Eine Frau­en­wirt­schaft: Sieben Frauen bilden das Team in Küche und Ser­vice des Restau­rants Bahnhof, in der Mitte die neue Wirtin Karin Eisenlohr (Bild: Kaspar Flü­ckiger)

Antrin­kete im wie­der­eröff­neten Restau­rant Bahnhof in Muhen

Frauen-Power im «Schnägg»

12. April 2018 | News

Neun Monate nach der Schlies­sung ist das Müheler Restau­rant Bahnhof -wieder offen. Die neue Wirtin Karin Eisenlohr hat beim Neu­start mit Er-öff­nung und Antrin­kete ver­gan­gene Woche vor allem die grosse Freude der Gäste gespürt. Die Voll­blut­kö­chin, die zuvor das «Schmitte-Beizli» in Schloss-rued führte, setzt auf Frauen-Power: Sechs Frauen umfasst ihr Team in Küche und Ser­vice.

Der «Schnägg» ist wieder offen! Und dies ist der­zeit das Gesprächs­thema Nummer eins im Dorf; die Freude dar­über fast greifbar.

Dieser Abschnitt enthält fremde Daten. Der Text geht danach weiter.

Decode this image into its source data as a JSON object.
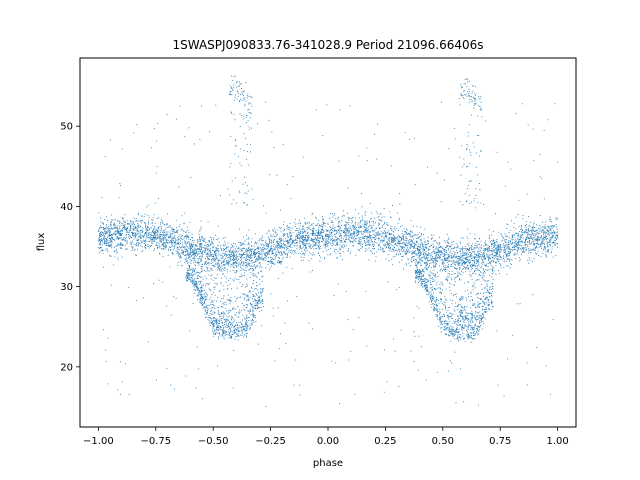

Ver­gan­gene Woche fei­erte die neue Wirtin Karin Eisenlohr Eröff­nung. Am Freitag war Antrin­kete. Wer da nicht einen Sitz­platz im Voraus reser­vierte, musste Glück haben, um einen Platz zu ergat­tern. «Die Reak­tionen der Gäste glei­chen sich: alle scheinen sich zu freuen, dass hier wieder offen ist», sagt Karin Eisenlohr. Und eines ist ganz offen­sicht­lich: In Küche und Ser­vice stehen rund um die strah­lende Wirtin aus­schliess­lich Frauen im Ein­satz. Bei der Antrin­kete blieb nicht viel Zeit für ein Team-Grup­pen­foto für den Land­an­zeiger; denn die zahl­rei­chen Gäste hatten Hunger und Durst. Damit Karin Eisenlohr ihre Gäste ken­nen­lernen konnte, hatte sie extra für die Antrin­kete ein Buffet in der Gast­stube ein­ge­richtet. «Damit ich nicht die ganze Zeit in der Küche stehen muss», begrün­dete sie dies.

Die neue Wirtin ist vor allem eins: Köchin aus Lei­den­schaft. Im «Schmitte-Beizli», das sie drei Jahre lang in Schloss­rued führte, war nur hinter dem Buffet ein biss­chen Platz zum Kochen. Der «Schnägg» jedoch hat eine richtig grosse und gute Küche. «Daran muss ich mich nun aber erst gewöhnen», sagt Karin Eisenlohr, die aus Aarau stammt und ihr Hand­werk einst von der Pike auf in der legen­dären «Gais» gelernt hat.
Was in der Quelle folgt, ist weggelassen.